When it was his turn to identify an admirable quality in Morrison during Wednesday’s debate, the Labor leader stuck to the positive. He praised the government’s funding for mental health and acknowledg­ed that being prime minister was hard.

“Scott’s obviously committed to his nation, and I admire that,” Albanese said.

But there was no sign of admiration 24 hours earlier, when The Saturday Paper noted it was being observed increasing­ly that the two men don’t like each other and asked Albanese why he so vehemently wanted to remove the government and its leader.

He says Morrison has “contempt for democratic processes in the parliament”.

“I think this is a government that is unworthy of the Australian people. I genuinely think that.”

He cites lost opportunit­ies on climate action, a growing inequality, and the “failure to have any significan­t economic, social or environmen­tal reform” in defence of his view. And he adds one more issue: accountabi­lity. “The rorting of funds and waste of funds and treating taxpayers’ money like it’s Liberal and National party money has got consistent­ly worse since 2013.”

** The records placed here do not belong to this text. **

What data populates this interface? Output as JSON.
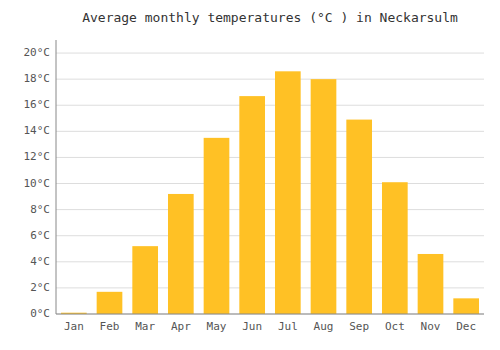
{
  "chart_data": {
    "type": "bar",
    "title": "Average monthly temperatures (°C ) in Neckarsulm",
    "categories": [
      "Jan",
      "Feb",
      "Mar",
      "Apr",
      "May",
      "Jun",
      "Jul",
      "Aug",
      "Sep",
      "Oct",
      "Nov",
      "Dec"
    ],
    "values": [
      0.1,
      1.7,
      5.2,
      9.2,
      13.5,
      16.7,
      18.6,
      18.0,
      14.9,
      10.1,
      4.6,
      1.2
    ],
    "color": "#FFC125",
    "ylim": [
      0,
      21
    ],
    "yticks": [
      {
        "value": 0,
        "label": "0°C"
      },
      {
        "value": 2,
        "label": "2°C"
      },
      {
        "value": 4,
        "label": "4°C"
      },
      {
        "value": 6,
        "label": "6°C"
      },
      {
        "value": 8,
        "label": "8°C"
      },
      {
        "value": 10,
        "label": "10°C"
      },
      {
        "value": 12,
        "label": "12°C"
      },
      {
        "value": 14,
        "label": "14°C"
      },
      {
        "value": 16,
        "label": "16°C"
      },
      {
        "value": 18,
        "label": "18°C"
      },
      {
        "value": 20,
        "label": "20°C"
      }
    ],
    "grid": true
  }
}
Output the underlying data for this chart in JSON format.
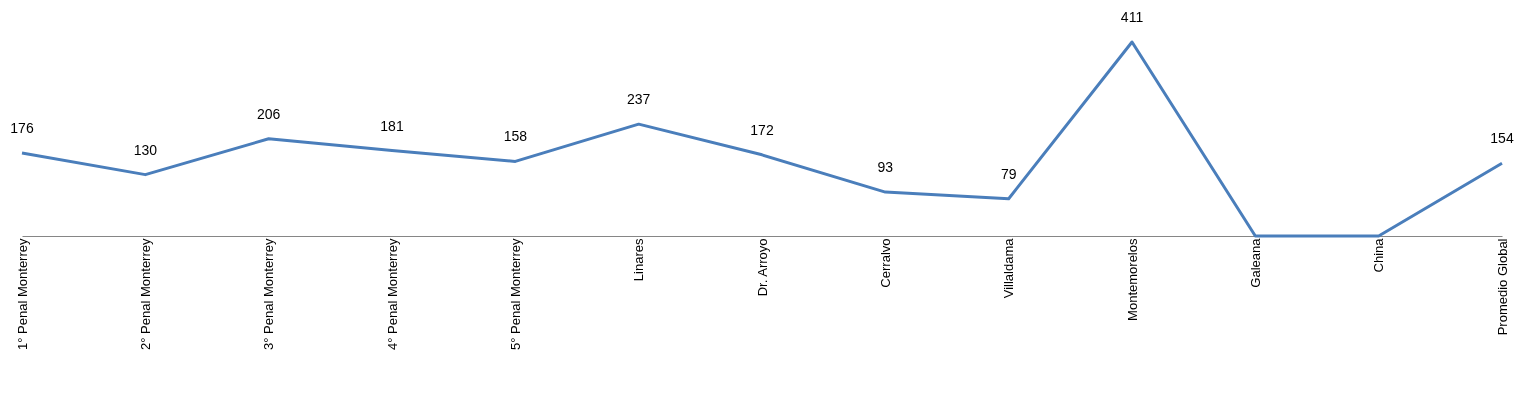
{
  "chart_data": {
    "type": "line",
    "categories": [
      "1° Penal Monterrey",
      "2° Penal Monterrey",
      "3° Penal Monterrey",
      "4° Penal Monterrey",
      "5° Penal Monterrey",
      "Linares",
      "Dr. Arroyo",
      "Cerralvo",
      "Villaldama",
      "Montemorelos",
      "Galeana",
      "China",
      "Promedio Global"
    ],
    "series": [
      {
        "color": "#4a7ebb",
        "values": [
          176,
          130,
          206,
          181,
          158,
          237,
          172,
          93,
          79,
          411,
          0,
          0,
          154
        ],
        "value_labels": [
          "176",
          "130",
          "206",
          "181",
          "158",
          "237",
          "172",
          "93",
          "79",
          "411",
          null,
          null,
          "154"
        ]
      }
    ],
    "ylim": [
      0,
      500
    ],
    "tick_labels": "x",
    "grid": false,
    "marker": "none",
    "line_style": "solid"
  }
}
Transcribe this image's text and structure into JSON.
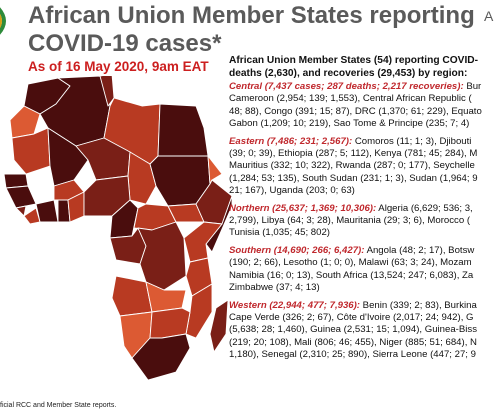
{
  "header": {
    "title_line1": "African Union Member States reporting",
    "title_line2": "COVID-19 cases*",
    "as_of": "As of 16 May 2020, 9am EAT",
    "corner_letter": "A"
  },
  "summary": {
    "lead_line1": "African Union Member States (54) reporting COVID-",
    "lead_line2": "deaths (2,630), and recoveries (29,453) by region:"
  },
  "regions": [
    {
      "name": "Central (7,437 cases; 287 deaths; 2,217 recoveries):",
      "first_tail": " Bur",
      "lines": [
        "Cameroon (2,954; 139; 1,553), Central African Republic (",
        "48; 88), Congo (391; 15; 87), DRC (1,370; 61; 229), Equato",
        "Gabon (1,209; 10; 219), Sao Tome & Principe (235; 7; 4)"
      ]
    },
    {
      "name": "Eastern (7,486; 231; 2,567):",
      "first_tail": " Comoros (11; 1; 3), Djibouti",
      "lines": [
        "(39; 0; 39), Ethiopia (287; 5; 112), Kenya (781; 45; 284), M",
        "Mauritius (332; 10; 322), Rwanda (287; 0; 177), Seychelle",
        "(1,284; 53; 135), South Sudan (231; 1; 3), Sudan (1,964; 9",
        "21; 167), Uganda (203; 0; 63)"
      ]
    },
    {
      "name": "Northern (25,637; 1,369; 10,306):",
      "first_tail": " Algeria (6,629; 536; 3,",
      "lines": [
        "2,799), Libya (64; 3; 28), Mauritania (29; 3; 6), Morocco (",
        "Tunisia (1,035; 45; 802)"
      ]
    },
    {
      "name": "Southern (14,690; 266; 6,427):",
      "first_tail": " Angola (48; 2; 17), Botsw",
      "lines": [
        "(190; 2; 66), Lesotho (1; 0; 0), Malawi (63; 3; 24), Mozam",
        "Namibia (16; 0; 13), South Africa (13,524; 247; 6,083), Za",
        "Zimbabwe (37; 4; 13)"
      ]
    },
    {
      "name": "Western (22,944; 477; 7,936):",
      "first_tail": " Benin (339; 2; 83), Burkina",
      "lines": [
        "Cape Verde (326; 2; 67), Côte d'Ivoire (2,017; 24; 942), G",
        "(5,638; 28; 1,460), Guinea (2,531; 15; 1,094), Guinea-Biss",
        "(219; 20; 108), Mali (806; 46; 455), Niger (885; 51; 684), N",
        "1,180), Senegal (2,310; 25; 890), Sierra Leone (447; 27; 9"
      ]
    }
  ],
  "footer": "ficial RCC and Member State reports.",
  "colors": {
    "title": "#5a5a5a",
    "date": "#cc1f1f",
    "region_label": "#c0282d",
    "map_darkest": "#4a0d0d",
    "map_dark": "#7a1f17",
    "map_mid": "#b83a22",
    "map_light": "#dc5a33",
    "border": "#ffffff"
  }
}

When it’s pointed out that Labor government­s, including those of which he was a part, have also engaged in pork-barrelling, he insists it was not like this.

“Nor did John Howard’s government do that,” he says.

“This is mass scale, industrial rorting of taxpayer funds … The arrogance of this government has got worse as it has gone on.”

For the past three years, Albanese has been contemplat­ing government seriously – conferring in recent times with Paul Keating, Kevin Rudd and Julia Gillard. Before his death in 2019, Bob Hawke had become a kind of mentor. “I talked with him about governing and the way that his government functioned, about how to get the best out of government processes,” Albanese says. “And I see Bob Hawke’s style of cabinet as being a model.”

Anthony Albanese’s ideas for government cover two terms, not just one. He believes the Rudd and Gillard government­s’ reforms were undermined by their own instabilit­y.

He says he is “determined to establish structures and a program for government that ensures that Labor does govern longterm. I firmly believe that Labor should be the natural party of government. I believe that Labor represents the interests of the overwhelmi­ng majority of Australian­s at our best, and that we should be able to deliver that. And I’m determined to do that. Which is why I’ve spoken about two dates: this election and the next one.”

Albanese says he feels “a great weight of responsibi­lity to remove this government”.

For all his attempts to keep the hopes and dreams in check, it’s not the language of someone who thinks he’s going to lose.